Salt Lake Mayor Palmer DePaulis carried a draft bill to Washington, D.C., on Tuesday that, if passed, would make local watershed management more efficient by completing a 17,885-acre exchange between the city and the U.S. Forest Service.

The exchange is tailored to consolidate land ownership in nearby City Creek, Red Butte, Emigration, Parleys and Lamb's canyons, now owned in checkerboard fashion by the city and the Forest Service, officials said."The existing checkerboard ownership configuration of Salt Lake City and Forest Service lands in these canyons impedes efficient land and water management by either entity," DePaulis wrote in a letter to the Forest Service.

Under the proposed bill, the Forest Service would give Salt Lake City 8,950 acres while the city would swap 8,935 acres with the Forest Service.

DePaulis is in Washington this week to attend the U.S. Conference of Mayors 1989 winter meeting. While there, he will enlist support for the bill from Utah's congressmen, said Emilie Charles of the mayor's staff.

The bill is a result of nearly a year of negotiations to bring about the exchange, which DePaulis said would help the city and the Forest Service achieve common goals of watershed management and effective multiple use of land.

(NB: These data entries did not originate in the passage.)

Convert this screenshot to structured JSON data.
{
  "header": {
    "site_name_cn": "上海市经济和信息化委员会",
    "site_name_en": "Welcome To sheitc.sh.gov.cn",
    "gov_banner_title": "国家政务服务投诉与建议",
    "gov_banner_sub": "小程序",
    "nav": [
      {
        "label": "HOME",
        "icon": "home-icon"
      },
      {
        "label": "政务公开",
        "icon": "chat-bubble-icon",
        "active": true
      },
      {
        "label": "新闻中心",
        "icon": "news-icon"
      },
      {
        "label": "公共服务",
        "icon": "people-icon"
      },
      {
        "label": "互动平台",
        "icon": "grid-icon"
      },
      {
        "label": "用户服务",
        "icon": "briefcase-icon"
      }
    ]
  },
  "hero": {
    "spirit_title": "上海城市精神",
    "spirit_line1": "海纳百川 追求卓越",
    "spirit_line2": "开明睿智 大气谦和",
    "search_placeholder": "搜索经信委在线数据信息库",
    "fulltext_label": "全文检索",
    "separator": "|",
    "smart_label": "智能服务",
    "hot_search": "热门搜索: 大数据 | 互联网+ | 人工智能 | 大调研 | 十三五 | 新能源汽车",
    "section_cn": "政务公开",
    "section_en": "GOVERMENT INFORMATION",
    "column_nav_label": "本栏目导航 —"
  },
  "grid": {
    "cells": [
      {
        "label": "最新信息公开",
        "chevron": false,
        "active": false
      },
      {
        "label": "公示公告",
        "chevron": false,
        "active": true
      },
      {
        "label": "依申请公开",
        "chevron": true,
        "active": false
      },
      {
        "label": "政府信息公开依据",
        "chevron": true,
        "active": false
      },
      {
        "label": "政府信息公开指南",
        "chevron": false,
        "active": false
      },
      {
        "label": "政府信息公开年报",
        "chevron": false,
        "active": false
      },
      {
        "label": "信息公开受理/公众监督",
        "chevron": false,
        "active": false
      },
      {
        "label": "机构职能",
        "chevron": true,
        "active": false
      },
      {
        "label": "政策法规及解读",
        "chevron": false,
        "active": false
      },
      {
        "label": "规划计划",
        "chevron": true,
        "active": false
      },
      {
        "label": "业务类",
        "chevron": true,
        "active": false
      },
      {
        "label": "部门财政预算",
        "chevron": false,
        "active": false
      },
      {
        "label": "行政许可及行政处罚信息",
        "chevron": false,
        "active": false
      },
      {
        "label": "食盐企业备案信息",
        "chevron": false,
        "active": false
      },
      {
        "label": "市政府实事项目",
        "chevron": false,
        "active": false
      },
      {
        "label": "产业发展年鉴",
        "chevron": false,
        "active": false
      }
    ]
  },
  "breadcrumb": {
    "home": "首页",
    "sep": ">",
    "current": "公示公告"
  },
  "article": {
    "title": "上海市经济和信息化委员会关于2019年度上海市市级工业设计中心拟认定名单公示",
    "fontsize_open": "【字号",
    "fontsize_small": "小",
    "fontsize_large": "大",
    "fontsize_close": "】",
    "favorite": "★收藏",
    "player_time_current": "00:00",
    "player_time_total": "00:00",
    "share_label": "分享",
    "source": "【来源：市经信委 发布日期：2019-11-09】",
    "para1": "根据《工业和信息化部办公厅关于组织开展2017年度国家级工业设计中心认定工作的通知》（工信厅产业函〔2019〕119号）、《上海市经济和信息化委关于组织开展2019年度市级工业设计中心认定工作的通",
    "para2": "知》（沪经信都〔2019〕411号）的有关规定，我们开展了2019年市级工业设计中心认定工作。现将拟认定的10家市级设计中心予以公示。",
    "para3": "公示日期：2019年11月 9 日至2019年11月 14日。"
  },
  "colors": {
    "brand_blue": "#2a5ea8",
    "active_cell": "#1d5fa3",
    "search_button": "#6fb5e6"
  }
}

The city would assume ownership of land in City Creek, Emigration and northern portions of Parleys Canyon, said Public Utilities Director LeRoy Hooton Jr. That land would encompass Mountain Dell Reservoir and Little Dell Reservoir, now under construction.

The Forest Service would own land in Mill Creek and Big and Little Cottonwood canyons, he said. Private land would remain unaffected under the exchange.

Overall management of the city's 185 square miles of watershed would remain unaffected by the proposed exchange, Hooton said. However, the city would be able to consolidate services such as police patrols and garbage pickup in the canyons, Hooton said.